TRADERS in Oxford’s Cowley Road were so disappointed the street’s colourful carnival was cancelled this year they plan to stage their own alternative ‘fringe’ event.

The Cowley Road Carnival, which last year attracted 35,000 revellers, was due to take place on Sunday, July 5, but was cancelled due to costs and a change in organisers, with a smaller scale Carnival in the Park in South Park planned instead.

But now a group of traders and businesses wants an event on the road itself and is hoping to hold a mini carnival to raise money for the Sumatran Orangutan Society (SOS).

Larry Reddington, who runs the Music Box in Cowley Road, is among those signed up to take part, putting on music outside his shop.

He said: “I am very pleased that it is happening.

“I think the carnival brings us all together and it is a great event. We realise the carnival won’t happen this year now, but after that we are hoping it will be back on course again because everybody really wants it.”

While details are still being thrashed out, Erica Steinhauer, who is spearheading the so-called Cowley Road Carnival Fringe, has applied to close Cowley Road itself between The Plain and Rectory Road, along with about 30 metres of each of the side roads in between.

A street market would run along part of the distance, with several ground-level music areas in acoustic music, blues, and jazz, circus skills and other workshops, and a teddy bears’ picnic in Dawson Street.

Jan Anderson, who runs Jamaican cafe Hi-Lo with her husband Andy, was keen to get involved. She said: “Where we play all the Jamaican music, often people come and don’t go anywhere else on carnival day because that’s more carnival to them than anything else.

“It’s the one day of the year that everyone looks forward to. It is fantastic to have no traffic for the whole day, people out on the streets dancing and happy, and it’s always such a beautiful atmosphere.”

Ranjiv Angrish, proprietor of Bombay Emporium, said he also planned to open on July 5.

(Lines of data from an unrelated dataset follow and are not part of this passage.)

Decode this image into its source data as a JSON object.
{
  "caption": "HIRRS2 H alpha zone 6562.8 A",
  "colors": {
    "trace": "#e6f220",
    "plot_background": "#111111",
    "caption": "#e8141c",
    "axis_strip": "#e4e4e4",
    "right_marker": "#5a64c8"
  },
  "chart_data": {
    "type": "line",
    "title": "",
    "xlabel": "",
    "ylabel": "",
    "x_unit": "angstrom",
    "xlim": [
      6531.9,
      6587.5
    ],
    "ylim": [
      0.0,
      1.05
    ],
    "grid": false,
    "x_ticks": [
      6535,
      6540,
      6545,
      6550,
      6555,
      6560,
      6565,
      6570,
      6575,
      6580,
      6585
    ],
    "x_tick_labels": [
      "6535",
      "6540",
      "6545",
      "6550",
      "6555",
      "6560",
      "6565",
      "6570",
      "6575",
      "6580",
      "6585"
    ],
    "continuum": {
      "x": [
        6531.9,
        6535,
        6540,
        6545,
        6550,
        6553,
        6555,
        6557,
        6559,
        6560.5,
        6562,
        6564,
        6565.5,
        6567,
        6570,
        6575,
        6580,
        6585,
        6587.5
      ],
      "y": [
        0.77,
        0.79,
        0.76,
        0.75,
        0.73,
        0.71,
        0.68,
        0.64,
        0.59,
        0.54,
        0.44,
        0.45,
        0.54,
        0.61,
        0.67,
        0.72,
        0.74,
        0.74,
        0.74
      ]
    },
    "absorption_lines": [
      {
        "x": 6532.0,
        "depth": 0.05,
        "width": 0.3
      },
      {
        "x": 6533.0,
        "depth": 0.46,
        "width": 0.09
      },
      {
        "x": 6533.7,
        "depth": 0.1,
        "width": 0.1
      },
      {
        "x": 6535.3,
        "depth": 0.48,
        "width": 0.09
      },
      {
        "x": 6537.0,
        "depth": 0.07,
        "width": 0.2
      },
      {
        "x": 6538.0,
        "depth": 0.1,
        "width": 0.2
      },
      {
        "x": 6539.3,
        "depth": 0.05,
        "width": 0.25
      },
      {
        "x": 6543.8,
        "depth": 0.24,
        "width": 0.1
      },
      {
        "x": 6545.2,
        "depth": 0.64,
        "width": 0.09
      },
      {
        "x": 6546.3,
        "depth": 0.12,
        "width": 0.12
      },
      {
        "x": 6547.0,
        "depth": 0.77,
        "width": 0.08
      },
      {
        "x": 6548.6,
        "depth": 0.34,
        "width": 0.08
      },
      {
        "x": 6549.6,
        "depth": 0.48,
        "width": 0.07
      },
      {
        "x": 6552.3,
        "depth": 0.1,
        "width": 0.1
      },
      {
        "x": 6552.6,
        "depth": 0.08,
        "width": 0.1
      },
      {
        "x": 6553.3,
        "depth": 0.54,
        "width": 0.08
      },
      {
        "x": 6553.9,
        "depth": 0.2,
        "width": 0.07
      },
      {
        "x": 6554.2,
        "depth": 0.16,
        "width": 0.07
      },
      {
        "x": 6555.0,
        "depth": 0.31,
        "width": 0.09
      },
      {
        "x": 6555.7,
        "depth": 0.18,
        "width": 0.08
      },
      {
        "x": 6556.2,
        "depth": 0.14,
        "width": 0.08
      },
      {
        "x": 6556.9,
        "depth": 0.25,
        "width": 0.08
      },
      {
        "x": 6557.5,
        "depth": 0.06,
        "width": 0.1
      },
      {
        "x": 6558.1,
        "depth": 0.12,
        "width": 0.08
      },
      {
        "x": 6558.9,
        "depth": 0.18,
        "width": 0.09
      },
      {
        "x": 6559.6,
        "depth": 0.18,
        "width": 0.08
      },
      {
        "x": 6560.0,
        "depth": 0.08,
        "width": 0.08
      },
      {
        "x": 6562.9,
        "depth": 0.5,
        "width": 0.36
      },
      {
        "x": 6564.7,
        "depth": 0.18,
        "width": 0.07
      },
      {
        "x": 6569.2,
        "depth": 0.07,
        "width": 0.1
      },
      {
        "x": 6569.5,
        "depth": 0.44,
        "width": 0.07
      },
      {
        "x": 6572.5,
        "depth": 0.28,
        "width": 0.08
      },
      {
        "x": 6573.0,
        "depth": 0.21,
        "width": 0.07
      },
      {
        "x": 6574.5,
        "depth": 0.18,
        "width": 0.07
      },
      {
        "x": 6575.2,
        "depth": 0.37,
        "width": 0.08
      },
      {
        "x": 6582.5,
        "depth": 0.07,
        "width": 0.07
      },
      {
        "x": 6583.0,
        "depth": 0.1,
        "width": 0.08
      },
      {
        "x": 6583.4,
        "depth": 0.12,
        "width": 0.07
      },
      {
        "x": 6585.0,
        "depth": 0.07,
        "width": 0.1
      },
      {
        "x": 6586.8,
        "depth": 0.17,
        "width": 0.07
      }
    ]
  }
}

Last year’s Cowley Road Carnival cost in the region of £200,000, but Ms Steinhauer was confident that with the goodwill of individual traders and a scaled-down road closure, the cost of the fringe event would be a fraction of that, with 30 volunteer stewards provided by the SOS.

She said: “I am absolutely certain this will happen. If we don’t get road closure we will do it without road closure and each of the shops will do their own thing.

“We are keeping the road warm for next year.”

A spokesman for Oxford City Council confirmed an application for road closure had been made and said: “We need to gain further information from the applicant before we can continue with this.”

The SOS, which is based at the Old Music Hall in Cowley Road, is dedicated to the conservation of Sumatran orangutans and their habitats. The charity raises money to support grass roots conservation projects in Sumatra alongside a team of Indonesian conservationists, working with local communities.